You now have until September 15th to submit your use case or success story to the 2022 Dataiku Frontrunner Awards!ENTER YOUR SUBMISSION

skip first row in file using regex

smp
Level 1
skip first row in file using regex

Hi community, I am trying to parse a badly shaped file so I need to parse it with Regex. I am currently looking at my dataset and setting the configuration in the Format / Preview tab, using "type : regular expression".

I am currently struggling to skip the first line, which I know in some regex languages can be done with something like

.*\n\K

the rest of the regex for now it's stupid (still working on it)

"(.*);(.*);(.*);(.*);(.*);(.*);(.*);(.*);(.*);(.*);(.*);(.*);(.*)"

 

The problem is that if I launch the regex Pattern, I get this error:

Tried format regexp but configuration is not OK: Illegal/unsupported escape sequence near index 5 .*\n\K"(.*);(.*);(.*);(.*);(.*);(.*);(.*);(.*);(.*);(.*);(.*);(.*);(.*);(.*);(.*)" ^

 

I have tried to add a new backslash to \K >>> \\K . I no longer have the error, but I also don't see any data being parsed. 

Can you please suggest how to translate \K into dataiku regex language?
Or even just pointing to the official documentation of the regex language in use...

thanks a lot

0 Kudos
2 Replies
VitaliyD
Dataiker
Dataiker

Hi, it is hard to provide you with some suggestions without having sample data. A good place to start will be to test your regex in one of the online regex playgrounds like, for example, regex101.com. If you want to use python to parse the file, you can probably try something like the below:

 

import re
regex = re.compile(r'\n(^.*);', re.MULTILINE)
matches = [m.groups() for m in regex.finditer(string)]
for m in matches:
    print(m)

 

Screenshot 2022-05-06 at 15.31.04.png

If the above is not what you were looking for, could you provide a file with the sample data?
Best.

0 Kudos
smp
Level 1
Author

Hi, thanks for the support!

I had tried using regex 101 before, but I don't know what syntax is using Dataiky dataset node. With the default configuration in regex 101, I was able to use a special escape command \K that is not available in dataiku.

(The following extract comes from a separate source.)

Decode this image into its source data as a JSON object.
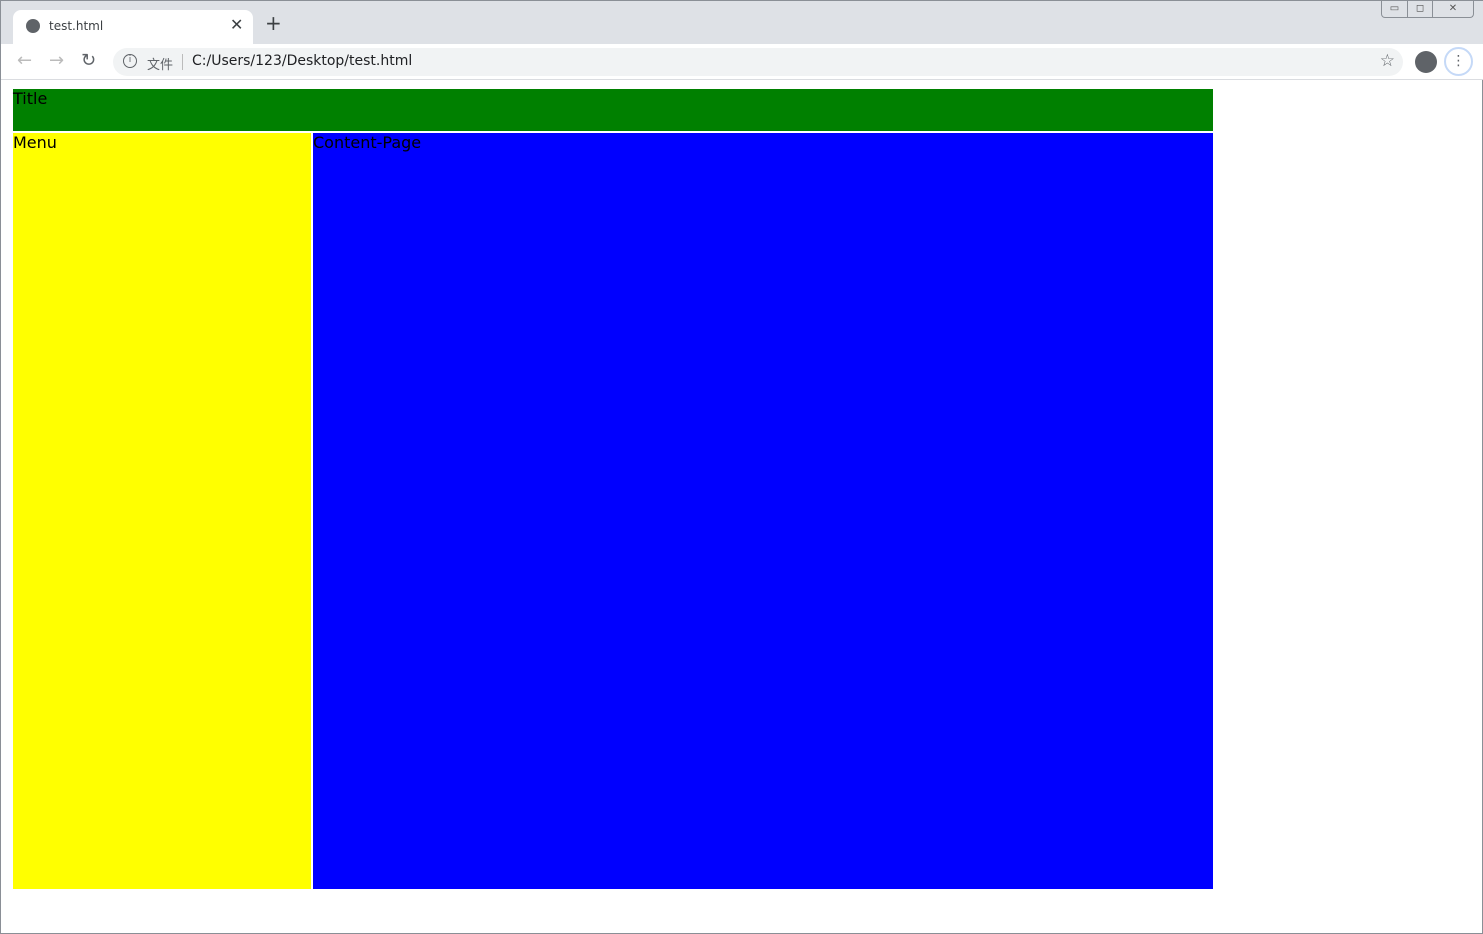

I have found a different solution anyways: I have given more specific restrictions to my parsing, such as forcing the first column to be a numeric. This automatically made the parser skip any row that contained text instead of numbers in the first column. The result is that I am practically skipping the first row because it contains the name of the column instead of a numeric value.

Cheers

0 Kudos